Other landlords who could resist full access include, on Dartmoor, the Duchy of Cornwall (present incumbent: the Prince of Wales); Yorkshire Water, which once fenced off 100,000 acres in the Peak District National Park; electronics firm Racal, which owns the famous, but off-limits, Westbury Beacon in Somerset; and even the Chequers Estate (present part-time resident: Tony Blair) which keeps the top of the spectacular Beacon Hill in the Chilterns out of bounds.

In some of these areas there is an element of access and people do use them under local informal agreements - but they are technically trespassing because they do not have the right to roam.

Even if land does become "open country", there will be restrictions on access to walkers. Land will remain closed, or be open on a limited basis, where public access may affect wildlife. Landowners will be also able to restrict access for limited periods for activities such as shooting or heather burning. Developed or intensively farmed land is expected to remain out of bounds.

Most military training areas, such as Salisbury Plain in Wiltshire, although nominally included in the Act, will be exempt under a series of Military Land Acts.

To make clear where people may walk freely under the new law, the Countryside Agency, the Government's rural advisory body, is producing maps of all the "open country" that will become available. This involves not only a laborious process of mapping thousands of square miles of countryside, most very remote, but also a consultation period and, in many cases, a lengthy appeals procedure triggered by landowners. It will, says Bob Roberts, the agency's head of access policy, be "a big job".

The agency, which is responsible for deciding what areas will be opened, last week hired an environmental consultancy to carry out the mapping and manage the consultation process. They will also draw on local authorities, wildlife organisations, English Nature and the Ministry of Agriculture, Fisheries and Food. Volunteers for the Ramblers' Association are also being trained to help provide recommendations from the walking lobby.

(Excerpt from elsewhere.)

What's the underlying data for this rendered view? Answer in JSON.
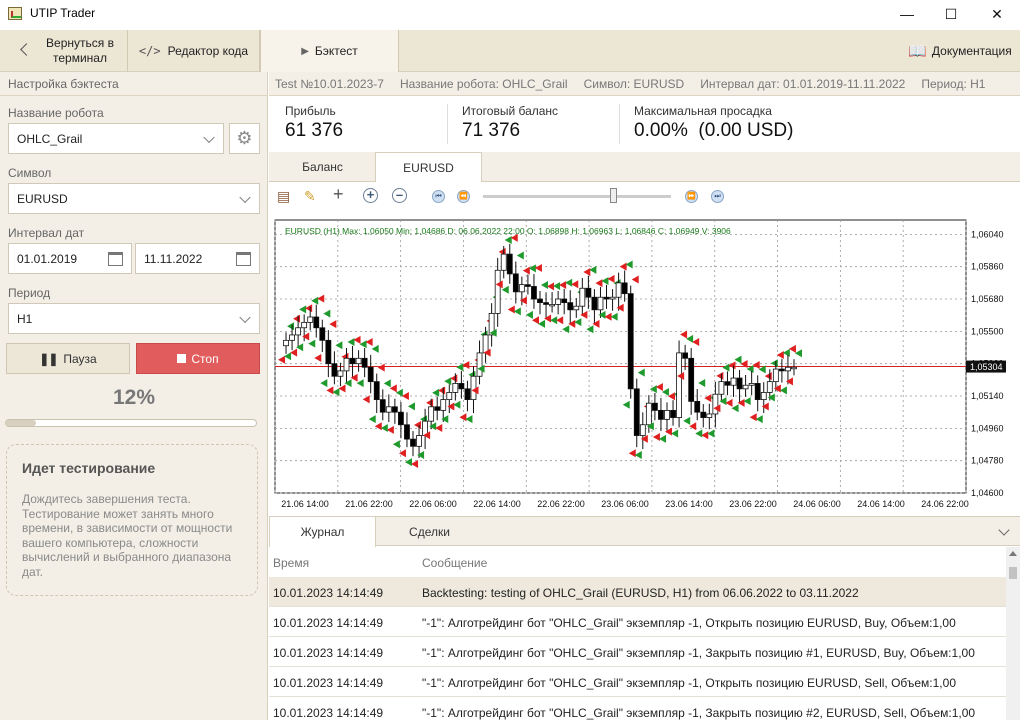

A handful of pilot schemes are under way - for example, in the Berwyns in Clwyd, North Wales - but the work will begin in earnest next month. The first regions to be mapped will be the North-west and South-east, where the provisional maps will be published and opened up for consultation by September. The Countryside Agency will then extend the programme to the rest of England and Wales. Privately, the agency admits that it does not expect to complete all the work by its deadline of 2003. Some of the areas to be mapped are much-coveted parts of the country, where landowners and access groups have fought over rights for more than 100 years.

They include the moors in West Yorkshire, where almost all of what is known as "Wuthering Heights country" is out of bounds to walkers; Dartmoor, where the Duchy of Cornwall is expected to have to open up several scenic spots; and the desolate Forest of Bowland, where large amounts of off-limits land are owned by the Duke of Westminster.

There are even concerns that there will be delays to territory designated as "fast-track" land - common land that is already registered and land above 600 metres, where the Countryside Bill provides for automatic access. This land could become open at any time but the Countryside Agency expects consultations and appeals to take up to a year.

Kate Ashbrook, general secretary of the Open Spaces Society, is lobbying for land to be opened as it is mapped. "We are determined we will have access before the five-year target," she said. "We need to get on the land and start enjoying it as soon as possible. The maps should be produced on a regional basis and land opened up when the maps are ready."

Mr Roberts defended the agency's timetable: "The time involved is in taking consultations and allowing appeals. We have to do it in a fair and transparent manner. We can't just do it all with a felt-tip pen. We are creating something that is supposed to last for ever. This is not a quick fix."